Beth's eyes lit up and she pointed at various features of the picture, smiling again and even laughing a little.

"You recognise it?" he asked. The picture of Tracy Island was one which Virgil had only produced after his father had begged him to do it. It wasn't his usual style, being painted in the brightest of colours, the kind only a small child would really appreciate. Virgil hated it, but Jeff thought it was perfect. Beth certainly seemed to love it and Jeff couldn't help wondering if there were any memories buried deep inside her head which had been sparked off as she looked at it. Even if there were she'd never be able to tell anyone – one thing her injuries had ensured, was that she would never be able to tell anyone about International Rescue.
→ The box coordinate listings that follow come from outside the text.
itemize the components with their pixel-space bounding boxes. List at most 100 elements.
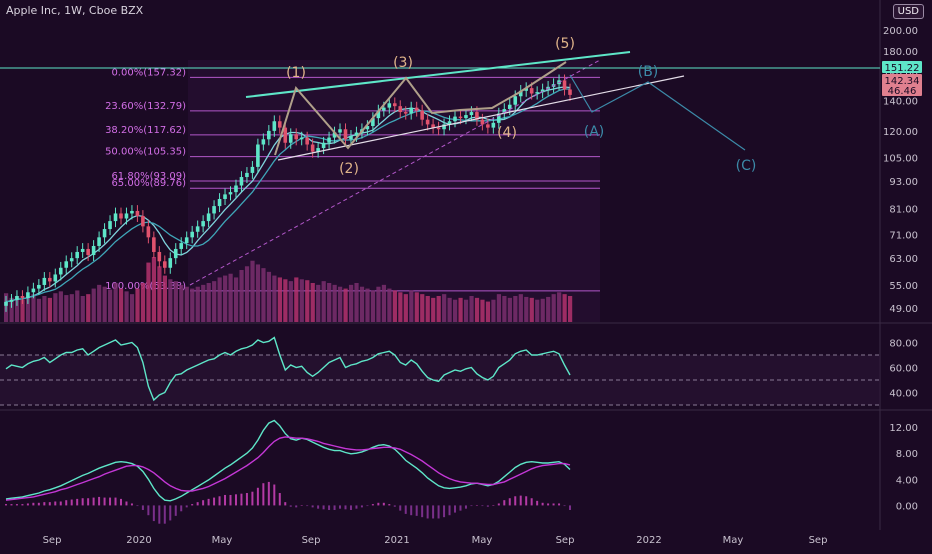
volume-bar [453,299,458,322]
volume-bar [113,283,118,322]
macd-histogram-bar [459,505,462,511]
volume-bar [343,288,348,322]
volume-bar [458,297,463,322]
candle-body [288,134,293,143]
macd-histogram-bar [256,487,259,506]
volume-bar [129,294,135,322]
candle-body [491,122,496,128]
volume-bar [387,288,392,322]
candle-body [398,106,403,113]
candle-body [48,277,52,282]
candle-body [305,137,309,145]
macd-histogram-bar [300,505,303,506]
time-tick-label: Sep [556,535,575,546]
candle-body [453,116,457,122]
price-tick-label: 63.00 [889,254,918,265]
volume-bar [474,297,480,322]
macd-histogram-bar [218,496,221,506]
candle-body [497,113,501,123]
volume-bar [381,284,387,322]
macd-histogram-bar [158,505,161,524]
candle-body [190,231,194,238]
candle-body [299,137,304,140]
candle-body [234,185,238,193]
volume-bar [518,294,523,322]
macd-histogram-bar [169,505,172,521]
macd-histogram-bar [180,505,183,512]
candle-body [228,192,233,195]
candle-body [409,107,414,114]
macd-histogram-bar [415,505,418,516]
macd-histogram-bar [426,505,429,519]
candle-body [179,243,184,249]
candle-body [15,296,19,300]
macd-histogram-bar [251,491,254,506]
volume-bar [146,262,151,322]
volume-bar [491,299,496,322]
volume-bar [502,296,507,322]
volume-bar [392,290,397,322]
volume-bar [69,294,74,322]
macd-histogram-bar [317,505,320,509]
macd-histogram-bar [328,505,331,510]
wave-label: (2) [339,161,359,177]
volume-bar [507,297,512,322]
candle-body [365,126,370,130]
volume-bar [244,266,250,322]
candle-body [261,139,266,145]
volume-bar [36,298,42,322]
candle-body [513,96,518,105]
candle-body [524,88,528,91]
candle-body [535,92,539,94]
macd-histogram-bar [339,505,342,509]
candle-body [64,261,69,268]
volume-bar [157,266,162,322]
volume-bar [485,301,491,322]
candle-body [58,267,63,275]
volume-bar [233,277,239,322]
volume-bar [135,288,140,322]
fib-level-label: 38.20%(117.62) [105,125,186,136]
candle-body [157,251,162,262]
macd-histogram-bar [21,504,24,506]
price-tick-label: 49.00 [889,304,918,315]
candle-body [431,124,435,128]
time-tick-label: 2020 [126,535,151,546]
macd-histogram-bar [240,493,243,506]
macd-histogram-bar [448,505,451,516]
macd-histogram-bar [514,496,517,506]
candle-body [310,144,315,152]
macd-histogram-bar [76,498,79,506]
macd-histogram-bar [421,505,424,518]
volume-bar [327,283,332,322]
currency-badge[interactable]: USD [892,4,924,19]
macd-histogram-bar [278,493,281,506]
macd-tick-label: 12.00 [889,423,918,434]
volume-bar [179,284,184,322]
volume-bar [463,299,469,322]
candle-body [53,274,58,282]
macd-histogram-bar [404,505,407,514]
volume-bar [217,277,222,322]
candle-body [529,88,534,94]
macd-histogram-bar [147,505,150,516]
macd-histogram-bar [92,497,95,506]
candle-body [475,112,479,120]
volume-bar [436,296,441,322]
volume-bar [266,271,272,322]
volume-bar [108,289,113,322]
volume-bar [305,280,310,322]
price-tick-label: 71.00 [889,231,918,242]
candle-body [195,226,200,232]
volume-bar [223,275,228,322]
macd-histogram-bar [443,505,446,518]
macd-histogram-bar [366,505,369,507]
candle-body [568,89,572,95]
volume-bar [31,294,36,322]
price-tick-label: 140.00 [883,96,918,107]
candle-body [343,129,348,140]
macd-histogram-bar [152,505,155,522]
candle-body [420,110,424,120]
"There are the boys," he said, pointing at some figures on the beach. "That's me on the terrace. And look, up in the sky..." The vapour trails could have come from any old aircraft – only Jeff knew what had really made them.

"I'm sorry," he whispered. "It wasn't worth it, was it honey?" Then he rose to his feet as Caroline came back into the room.

"I guess that's it, then," he told her. "I'll keep in touch but I don't think I'll be visiting again."

"I understand," Caroline said. "It's hard, I know. But we'll be fine. I've always coped, whatever life threw at me."

Jeff looked uncomfortably at the floor before steeling himself to meet her eye.

"Caroline, I owe you an apology. Lucy cared about you and I know she'd have wanted me to look out for you and Beth after she died. I should have-"

Caroline held up a hand to stop him. "Jeff, let's get something clear. I would have liked to have got to know Lucy's boys, but that's the only reason I would have kept up our relationship. I've never wanted your money, I was happy as I was. Okay, so we didn't have much but we got by. I've never relied on anyone else in my life and let me tell you, if you'd turned up and offered me money, even when times were really hard, I wouldn't have taken a penny. So you can stop feeling guilty right now."

Jeff wished his niece had been more like her mother. Though if she'd known all this maybe everything would have worked out differently...

"Let me know if you need anything, wont you?" he said as he reached the door.

"Thank you, Jeff. Oh, wait a minute!" She picked up something from the table in the hallway. "I understand this was Lucy's. You should take it back."

Jeff looked at the bracelet he'd given his niece at Christmas. He thought about Lucy and Beth, then shook his head at Caroline. "Keep it. You should have something of hers." He hoped Virgil would understand – he knew he personally wouldn't be able to look at it ever again and he thought his son might well feel the same.

Caroline looked doubtful for a moment, then smiled as he continued to insist that she take it. "Well, if you're sure. It would be nice to have something to remind me."

They looked sadly at each other for a moment, both of them wondering why so much tragedy had befallen their families.

"Good luck, Caroline," Jeff said.

"You too, Jeff. Take care of yourself and the boys."

"I will." He watched as the door closed then took a moment to pull himself together. It had been hard but he'd known he'd never be able to move on until he'd seen Beth one last time. Now it was done. As he made his way out to the street where a pink Rolls Royce was waiting, he couldn't help feeling a sense of release. It was finally over.